The news is full of evil these days, and maybe it has always been such. The Taliban has taken Afghanistan and it is hard to imagine a more delusional lot. Even the individuals in our government, as delusional as they are, fall short. The Taliban seem to believe that not only will the things they do resonate through the ages, but that God sanctions their hubris. And, with that as their fig leaf there will be slavery, rape, torture and murder on a wholesale scale. Delusional boobs, empowered by other delusional boobs.

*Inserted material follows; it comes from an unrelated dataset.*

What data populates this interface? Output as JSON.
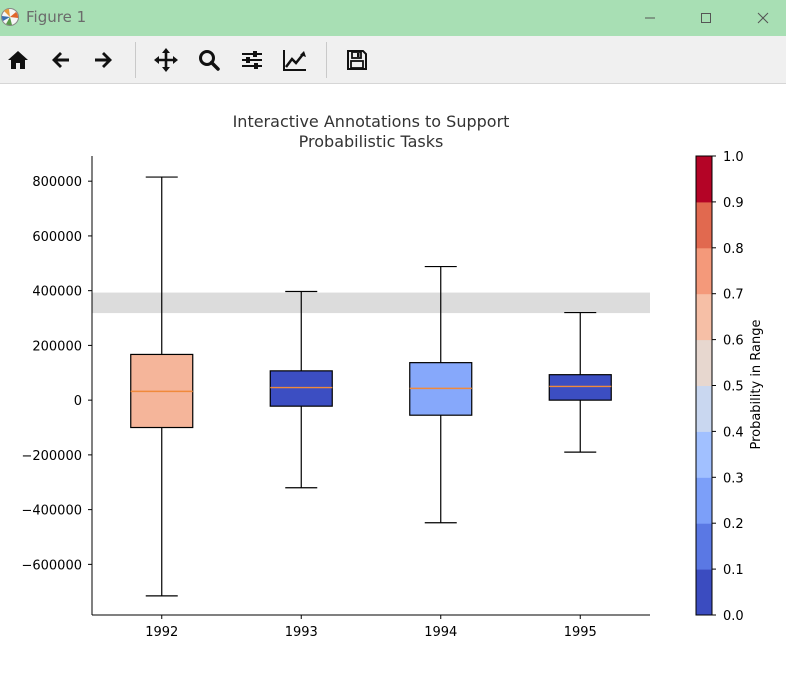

That’s the lesson I draw from events today. Our political class and cultural elites are nothing more than credentialed buffoons. Their motives are as opaque to them as a hyena’s understanding of why it does what it does. We are not led by particularly deep people, and their actions are reported by people more shallow still. They bark at shadows and are always surprised when their choices have results. The US State Department spent far more time planning for Pride Month and the use of the proper pronouns than they did planning for departing Afghanistan and evacuating those who supported and helped us there, who will now be slaughtered and raped and sold. I don’t think the Taliban cares much about gender “being a spectrum” or fighting “white supremacy”. Gender inclusive language will not be a priority in Kabul going forward.
Humanity is young, and we still behave as humans have in the past. We just have better toys and tools. Six thousand years ago people also wondered what it is all about, why time passes and people get old and die. They, too, wondered why the universe seemed impartial and uncaring, and used that as an excuse to take what they wanted. Aztecs carved out the hearts of their enemies. The Romans crowded the Colosseum for days of choreographed slaughter. The Iroquois fought the Algonquins. The Mohawk fought the Wampanoag. The colonials denigrated the natives, and the natives denigrated the colonials. The Nazis blamed the Jews. If only, humans have been telling themselves since we began speaking, the problem of “those people” could be solved, everything would be peachy. Everything will never be peachy. One can not murder and rape their way to immortality. It’s been tried many times. That experiment has been done.
But imagine for a moment that we are wrong about time. Imagine if, rather than the linear progression we perceive, time just is—all of it, in all of it’s permutations, resonating outward like the ripples of a pebble tossed into a pond—going on forever. The first kiss, that beautiful sunset, a day on a beach, the hours in a sickbed, the joy, the suffering, all resonating forever. Would we make better choices?
On Titan it rains methane.
Peace.
So true; the exit is despicable and many who should have been evacuated were left behind.